What does it really mean for a machine learning system to be “biased”? Lots of different things, potentially, to the point where the term being so overloaded has started causing confusion. This paper presents six different categories of bias in machine learning.

Authors: Harini Suresh, John V. Guttag

Link: arXiv

Background and motivation

Machine learning systems can have negative consequences. Surprise! Too often, these consequences are attributed to problems of “biased data” or something similarly broad and/or reductive.

From the abstract:

In this paper, we provide a framework that partitions sources of downstream harm in machine learning into six distinct categories spanning the data generation and machine learning pipeline. We describe how these issues arise, how they are relevant to particular applications, and how they motivate different solutions.

A partitioning of bias

The authors partition sources of harm into six categories:

Type of bias Description
Historical bias A misalignment between the “world as it is” and the objectives encoded a model
Representation bias The sample population underrepresents (and does not generalize) for some part of the broader population
Measurement bias When the set of features or labels leaves out important information or otherwise causes differential performance
Aggregation bias “When distinct populations are inappropriately combined”
Evaluation bias When the benchmark populations do not represent the broader population, or the metrics are not appropriate
Deployment bias When a system is used in inappropriate ways

They go into each in more depth.

Historical bias: even if the data is perfectly collected, this kind of bias leads to a model that reflects historical unfairness.

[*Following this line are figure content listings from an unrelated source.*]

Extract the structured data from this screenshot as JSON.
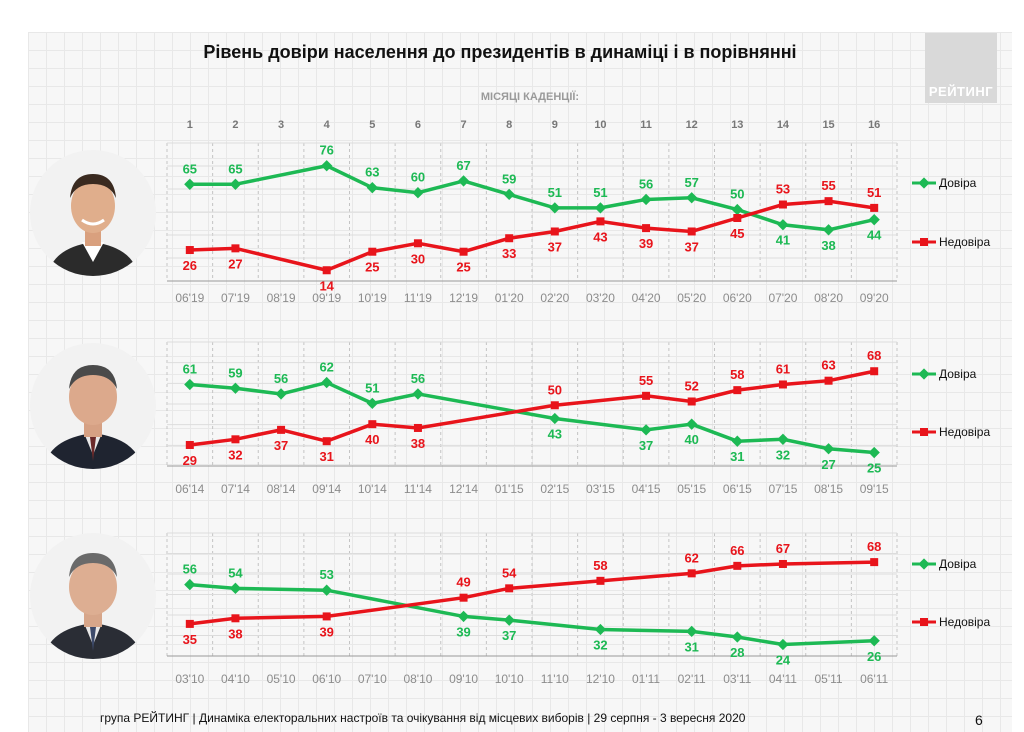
{
  "header": {
    "title": "Рівень довіри населення до президентів в динаміці і в порівнянні",
    "logo_text": "РЕЙТИНГ",
    "months_label": "МІСЯЦІ КАДЕНЦІЇ:"
  },
  "months": [
    "1",
    "2",
    "3",
    "4",
    "5",
    "6",
    "7",
    "8",
    "9",
    "10",
    "11",
    "12",
    "13",
    "14",
    "15",
    "16"
  ],
  "colors": {
    "trust": "#1db954",
    "distrust": "#e8141b",
    "axis_text": "#8c8c8c",
    "month_text": "#777777"
  },
  "legend": {
    "trust": "Довіра",
    "distrust": "Недовіра"
  },
  "chart_data": [
    {
      "type": "line",
      "portrait": "zelensky-photo",
      "categories": [
        "06'19",
        "07'19",
        "08'19",
        "09'19",
        "10'19",
        "11'19",
        "12'19",
        "01'20",
        "02'20",
        "03'20",
        "04'20",
        "05'20",
        "06'20",
        "07'20",
        "08'20",
        "09'20"
      ],
      "series": [
        {
          "name": "Довіра",
          "values": [
            65,
            65,
            null,
            76,
            63,
            60,
            67,
            59,
            51,
            51,
            56,
            57,
            50,
            41,
            38,
            44
          ]
        },
        {
          "name": "Недовіра",
          "values": [
            26,
            27,
            null,
            14,
            25,
            30,
            25,
            33,
            37,
            43,
            39,
            37,
            45,
            53,
            55,
            51
          ]
        }
      ],
      "ylim": [
        10,
        80
      ],
      "grid": true,
      "legend_position": "right"
    },
    {
      "type": "line",
      "portrait": "poroshenko-photo",
      "categories": [
        "06'14",
        "07'14",
        "08'14",
        "09'14",
        "10'14",
        "11'14",
        "12'14",
        "01'15",
        "02'15",
        "03'15",
        "04'15",
        "05'15",
        "06'15",
        "07'15",
        "08'15",
        "09'15"
      ],
      "series": [
        {
          "name": "Довіра",
          "values": [
            61,
            59,
            56,
            62,
            51,
            56,
            null,
            null,
            43,
            null,
            37,
            40,
            31,
            32,
            27,
            25
          ]
        },
        {
          "name": "Недовіра",
          "values": [
            29,
            32,
            37,
            31,
            40,
            38,
            null,
            null,
            50,
            null,
            55,
            52,
            58,
            61,
            63,
            68
          ]
        }
      ],
      "ylim": [
        20,
        75
      ],
      "grid": true,
      "legend_position": "right"
    },
    {
      "type": "line",
      "portrait": "yanukovych-photo",
      "categories": [
        "03'10",
        "04'10",
        "05'10",
        "06'10",
        "07'10",
        "08'10",
        "09'10",
        "10'10",
        "11'10",
        "12'10",
        "01'11",
        "02'11",
        "03'11",
        "04'11",
        "05'11",
        "06'11"
      ],
      "series": [
        {
          "name": "Довіра",
          "values": [
            56,
            54,
            null,
            53,
            null,
            null,
            39,
            37,
            null,
            32,
            null,
            31,
            28,
            24,
            null,
            26
          ]
        },
        {
          "name": "Недовіра",
          "values": [
            35,
            38,
            null,
            39,
            null,
            null,
            49,
            54,
            null,
            58,
            null,
            62,
            66,
            67,
            null,
            68
          ]
        }
      ],
      "ylim": [
        20,
        75
      ],
      "grid": true,
      "legend_position": "right"
    }
  ],
  "footer": {
    "text": "група РЕЙТИНГ | Динаміка електоральних настроїв та очікування від місцевих виборів | 29 серпня - 3 вересня 2020",
    "page": "6"
  }
}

A perfectly-measured feature of “crime” would still reflect historical crime in poor neighborhoods. A perfectly-sampled image of “CEO” would still produce almost entirely images of men.

Representation bias: “when certain parts of the input space are underrepresented,” a model will be less certain about the prediction on that region. This is a more formal version of class imbalance.

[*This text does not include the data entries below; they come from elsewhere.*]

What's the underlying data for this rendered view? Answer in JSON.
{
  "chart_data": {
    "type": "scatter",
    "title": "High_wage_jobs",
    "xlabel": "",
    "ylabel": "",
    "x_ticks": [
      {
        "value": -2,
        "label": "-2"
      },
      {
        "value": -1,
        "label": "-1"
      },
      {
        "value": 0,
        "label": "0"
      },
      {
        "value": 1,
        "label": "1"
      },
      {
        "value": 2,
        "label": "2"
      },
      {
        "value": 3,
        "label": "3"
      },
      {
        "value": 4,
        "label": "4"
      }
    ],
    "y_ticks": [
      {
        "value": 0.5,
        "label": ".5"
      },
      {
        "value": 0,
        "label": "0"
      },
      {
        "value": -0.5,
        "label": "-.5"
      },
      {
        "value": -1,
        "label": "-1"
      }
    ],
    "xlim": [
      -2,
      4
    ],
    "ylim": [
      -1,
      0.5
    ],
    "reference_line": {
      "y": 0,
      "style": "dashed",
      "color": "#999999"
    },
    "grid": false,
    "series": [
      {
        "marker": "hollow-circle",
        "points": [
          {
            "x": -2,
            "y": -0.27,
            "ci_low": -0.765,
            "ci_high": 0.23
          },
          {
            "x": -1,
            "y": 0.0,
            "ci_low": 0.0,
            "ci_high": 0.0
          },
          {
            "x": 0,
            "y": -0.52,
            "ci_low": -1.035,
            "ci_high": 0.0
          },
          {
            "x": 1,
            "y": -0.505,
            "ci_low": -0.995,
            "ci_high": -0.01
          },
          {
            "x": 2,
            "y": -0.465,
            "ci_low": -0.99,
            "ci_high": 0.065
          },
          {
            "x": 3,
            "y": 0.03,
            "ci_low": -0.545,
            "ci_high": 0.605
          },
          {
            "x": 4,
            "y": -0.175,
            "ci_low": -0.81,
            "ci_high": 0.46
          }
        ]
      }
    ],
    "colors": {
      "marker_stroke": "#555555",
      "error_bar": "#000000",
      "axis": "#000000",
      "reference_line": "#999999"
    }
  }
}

Measurement bias: this arises when your measureable data is differentially noisy (e.g., one group’s performance is more frequently monitored or data quality differs across groups). Positive feedback loops are a sign of this. Predictive policing runs into this problem, where the mere fact that poorer neighborhoods are more highly policed.

(It’s not totally clear how this is different from historical bias. I think historical bias is more “this is the way the world is” and measurement bias is more “this is due to improper data collection,” but I’m not sure.)

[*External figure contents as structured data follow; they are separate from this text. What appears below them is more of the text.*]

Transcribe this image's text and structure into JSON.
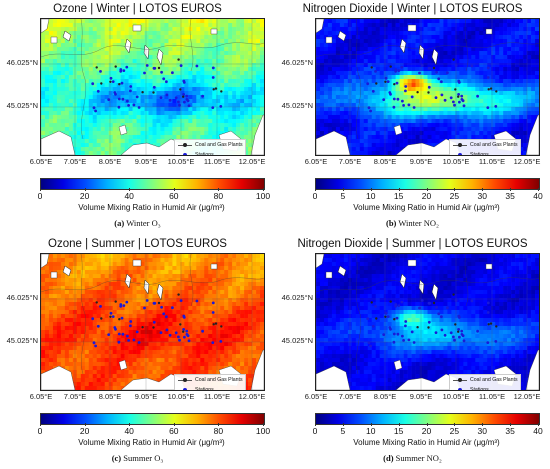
{
  "panels": [
    {
      "id": "a",
      "title": "Ozone | Winter | LOTOS EUROS",
      "caption_letter": "(a)",
      "caption_text": "Winter O₃",
      "colorbar_label": "Volume Mixing Ratio in Humid Air (μg/m³)",
      "colorbar_ticks": [
        "0",
        "20",
        "40",
        "60",
        "80",
        "100"
      ],
      "colormap": "jet",
      "pollutant": "O3",
      "season": "winter"
    },
    {
      "id": "b",
      "title": "Nitrogen Dioxide | Winter | LOTOS EUROS",
      "caption_letter": "(b)",
      "caption_text": "Winter NO₂",
      "colorbar_label": "Volume Mixing Ratio in Humid Air (μg/m³)",
      "colorbar_ticks": [
        "0",
        "5",
        "10",
        "15",
        "20",
        "25",
        "30",
        "35",
        "40"
      ],
      "colormap": "jet",
      "pollutant": "NO2",
      "season": "winter"
    },
    {
      "id": "c",
      "title": "Ozone | Summer | LOTOS EUROS",
      "caption_letter": "(c)",
      "caption_text": "Summer O₃",
      "colorbar_label": "Volume Mixing Ratio in Humid Air (μg/m³)",
      "colorbar_ticks": [
        "0",
        "20",
        "40",
        "60",
        "80",
        "100"
      ],
      "colormap": "jet",
      "pollutant": "O3",
      "season": "summer"
    },
    {
      "id": "d",
      "title": "Nitrogen Dioxide | Summer | LOTOS EUROS",
      "caption_letter": "(d)",
      "caption_text": "Summer NO₂",
      "colorbar_label": "Volume Mixing Ratio in Humid Air (μg/m³)",
      "colorbar_ticks": [
        "0",
        "5",
        "10",
        "15",
        "20",
        "25",
        "30",
        "35",
        "40"
      ],
      "colormap": "jet",
      "pollutant": "NO2",
      "season": "summer"
    }
  ],
  "lat_labels": [
    "46.025°N",
    "45.025°N"
  ],
  "lon_labels": [
    "6.05°E",
    "7.05°E",
    "8.05°E",
    "9.05°E",
    "10.05°E",
    "11.05°E",
    "12.05°E"
  ],
  "legend": {
    "plants": "Coal and Gas Plants",
    "stations": "Stations"
  },
  "colors": {
    "stations": "#1a1ad8",
    "plants": "#222222"
  }
}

Aggregation bias: this arises when “a one-size-fits-all model is used for groups with different conditional distributions, p(Y|X).” The (flawed) idea is that the relationship between inputs and outputs is invariant across groups, but that’s often not the case.

Evaluation bias: occurs when the evaluation (often a standard benchmark) doesn’t represent the actual target population. Imagine a model evaluated on ImageNet being applied to, well, something totally different. A common example is facial recognition, which was benchmarked on mostly-white faces, underperforming dark-skinned people.

Deployment bias: is the result of “a mismatch between the problem a model is intended to solve and the way in which it is actually used.”

This often occurs when a system is built and evaluated as if it were fully autonomous, while in reality, it operates in a complicated sociotechnical system moderated by institutional structures and human decision-makers.

Mitigating this

The authors propose two ways to mitigate different kinds of bias.

Mitigating aggregation bias: rather than assuming that p(Y|X) is equal across groups, one could build a model that takes into account group differences. (They cite Gelman’s multilevel modeling as an example.)

Mitigating evaluation bias: you can improve an evaluation by comparing per-group metrics or an aggregate that weights groups equally (this improves the “granularity” of your eval). You can use multiple metrics to improve its “comprehensiveness.”

Those didn’t feel like case studies—more mathematical formulations. To me, case studies are concrete, practical examples.

Closing thoughts

This paper was pretty abstract. I think a lit review on “harms from ML,” which categorized the papers according to this framework or others, would be interesting to read. That would be lots of work, though!

More generally, though, I love the idea of partitioning sources of bias in machine learning. When reading about the PULSE model issues in June, I noticed lots of people talking past each other by trying to reduce the issues to “dataset bias.”

There were a couple of issues at play:

  • evaluation bias happened because lots of facial recognition algorithms are benchmarked on mostly-white datasets
  • representation bias was happening, too, because the dataset did mostly contain white faces
  • aggregation bias* might have been at play, because it could be possible for another algorithm to perform differentially better on faces of different races

On the whole, though, there were lots of dumb arguments. “Is it the algorithm or the data” presents a false dichotomy, when in fact both are the fault of historical, systemic racism. Much of the discussion felt like pointless arguments about semantics, distracting (intentionally or not) from the deeper issues at play.

I digress. All this is to say—I liked this paper. I wish it were a little more concrete or fleshed out its ideas more (is it a workshop paper?), but I think this is a useful framework for thinking about bias in machine learning.